Big Query Export Data Options created numerous files with headers only

Summary

The issue at hand involves Big Query Export Data Options creating numerous files with headers only when exporting data from Big Query using Python 3.11. This results in a majority of files containing only headers, with a few files containing actual data rows. The google-cloud-bigquery library is being used, specifically version 3.38.0.

Root Cause

The root cause of this issue lies in the export options specified in the query. Key points include:

  • uri: The URI specified for export is gs://test_bucket/test_folder/test_folder_*.csv, which includes a wildcard character *. This can lead to the creation of multiple files.
  • format: The format specified is ‘CSV’, which is correct for comma-separated values.
  • overwrite: The overwrite option is set to true, which means that existing files can be overwritten.
  • header: The header option is set to true, which includes the header row in the exported files.
  • field_delimiter: The field delimiter is set to ‘,’, which is standard for CSV files.

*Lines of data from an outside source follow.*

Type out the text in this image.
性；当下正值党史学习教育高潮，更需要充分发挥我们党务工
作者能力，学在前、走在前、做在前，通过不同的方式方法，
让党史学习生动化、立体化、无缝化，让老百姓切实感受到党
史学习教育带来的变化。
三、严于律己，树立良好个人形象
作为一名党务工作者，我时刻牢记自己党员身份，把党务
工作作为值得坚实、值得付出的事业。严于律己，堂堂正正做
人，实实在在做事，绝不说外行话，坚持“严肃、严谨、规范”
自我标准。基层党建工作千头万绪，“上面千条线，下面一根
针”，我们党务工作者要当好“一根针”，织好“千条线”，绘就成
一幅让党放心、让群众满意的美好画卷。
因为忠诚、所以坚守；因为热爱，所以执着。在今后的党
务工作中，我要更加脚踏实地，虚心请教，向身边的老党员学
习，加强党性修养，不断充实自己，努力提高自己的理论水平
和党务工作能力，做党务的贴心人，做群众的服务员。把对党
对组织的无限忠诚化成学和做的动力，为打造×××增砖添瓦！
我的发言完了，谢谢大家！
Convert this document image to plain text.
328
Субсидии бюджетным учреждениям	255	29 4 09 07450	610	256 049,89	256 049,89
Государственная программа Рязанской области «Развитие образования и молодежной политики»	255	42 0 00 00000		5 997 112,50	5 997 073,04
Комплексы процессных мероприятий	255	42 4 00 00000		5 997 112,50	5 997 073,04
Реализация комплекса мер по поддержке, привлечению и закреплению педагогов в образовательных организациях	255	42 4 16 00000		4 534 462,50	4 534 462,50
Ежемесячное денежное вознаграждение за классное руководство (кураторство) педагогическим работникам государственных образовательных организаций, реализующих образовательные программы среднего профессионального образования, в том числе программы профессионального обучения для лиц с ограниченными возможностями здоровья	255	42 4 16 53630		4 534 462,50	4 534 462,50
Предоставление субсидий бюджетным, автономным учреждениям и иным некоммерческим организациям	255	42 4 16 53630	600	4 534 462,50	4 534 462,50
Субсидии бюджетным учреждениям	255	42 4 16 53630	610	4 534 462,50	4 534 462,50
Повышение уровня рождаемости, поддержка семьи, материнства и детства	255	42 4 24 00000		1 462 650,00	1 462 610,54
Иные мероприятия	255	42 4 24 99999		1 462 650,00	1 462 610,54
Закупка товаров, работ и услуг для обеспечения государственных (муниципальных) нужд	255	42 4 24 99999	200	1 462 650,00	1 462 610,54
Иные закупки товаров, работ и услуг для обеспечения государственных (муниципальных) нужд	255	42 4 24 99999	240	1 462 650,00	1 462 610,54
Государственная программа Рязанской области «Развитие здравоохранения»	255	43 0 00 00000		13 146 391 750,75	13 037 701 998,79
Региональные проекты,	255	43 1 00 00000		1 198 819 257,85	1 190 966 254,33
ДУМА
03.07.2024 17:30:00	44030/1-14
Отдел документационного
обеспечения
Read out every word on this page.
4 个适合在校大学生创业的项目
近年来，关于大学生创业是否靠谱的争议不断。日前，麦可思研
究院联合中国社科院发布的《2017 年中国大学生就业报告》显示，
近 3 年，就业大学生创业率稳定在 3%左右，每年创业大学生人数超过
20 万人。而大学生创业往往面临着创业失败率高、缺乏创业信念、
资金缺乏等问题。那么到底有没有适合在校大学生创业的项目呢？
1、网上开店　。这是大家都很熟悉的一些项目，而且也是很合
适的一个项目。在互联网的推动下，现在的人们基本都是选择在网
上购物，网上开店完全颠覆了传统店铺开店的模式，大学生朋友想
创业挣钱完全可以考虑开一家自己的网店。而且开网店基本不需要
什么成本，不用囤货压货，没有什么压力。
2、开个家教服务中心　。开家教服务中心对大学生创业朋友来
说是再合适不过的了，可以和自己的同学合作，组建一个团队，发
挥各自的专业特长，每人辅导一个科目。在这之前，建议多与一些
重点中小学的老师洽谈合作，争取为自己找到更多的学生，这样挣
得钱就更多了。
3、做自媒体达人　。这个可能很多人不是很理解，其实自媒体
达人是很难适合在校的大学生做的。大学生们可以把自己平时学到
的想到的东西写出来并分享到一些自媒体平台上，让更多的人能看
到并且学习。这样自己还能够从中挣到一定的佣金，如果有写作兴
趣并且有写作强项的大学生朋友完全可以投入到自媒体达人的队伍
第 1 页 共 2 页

Why This Happens in Real Systems

This issue can occur in real systems due to several reasons, including:

  • Data size: Large datasets can be split into multiple files, leading to the creation of multiple files with headers.
  • Query optimization: The query optimizer may decide to split the data into smaller chunks, resulting in multiple files.
  • Storage limitations: The storage system may have limitations on file size, leading to the creation of multiple files.

Real-World Impact

The real-world impact of this issue includes:

  • Data inconsistencies: The presence of multiple files with headers only can lead to data inconsistencies and errors.
  • Storage waste: The creation of multiple files with minimal data can result in storage waste and increased costs.
  • Processing complexities: The need to process multiple files can add complexity to data processing pipelines.

Example or Code

from google.cloud import bigquery

# Define the client
client = bigquery.Client()

# Define the query
query = """
    EXPORT DATA OPTIONS (
        uri = "gs://test_bucket/test_folder/test_folder_*.csv",
        format = 'CSV',
        overwrite = true,
        header = true,
        field_delimiter = ','
    ) AS
    ( 
        SELECT field1, field2, field3 
        FROM `project_id.dataset_id.test_folder` 
        WHERE DATETIME(field1) BETWEEN "2025-12-12 00:00:00" AND "2026-12-12 23:59:59" 
        ORDER BY field1 
    )
"""

# Execute the query
job = client.query(query)
job.result()

How Senior Engineers Fix It

Senior engineers fix this issue by:

  • Optimizing the query: Optimizing the query to reduce the number of files created.
  • Using a single file: Specifying a single file for export instead of using a wildcard character.
  • Handling headers: Handling headers properly to avoid duplication.
  • Monitoring storage: Monitoring storage usage to avoid waste and inconsistencies.

Why Juniors Miss It

Juniors may miss this issue due to:

  • Lack of experience: Limited experience with Big Query and data export.
  • Insufficient testing: Insufficient testing of the export process.
  • Misunderstanding of options: Misunderstanding of the export options and their impact on the export process.
  • Inadequate monitoring: Inadequate monitoring of storage usage and data consistency.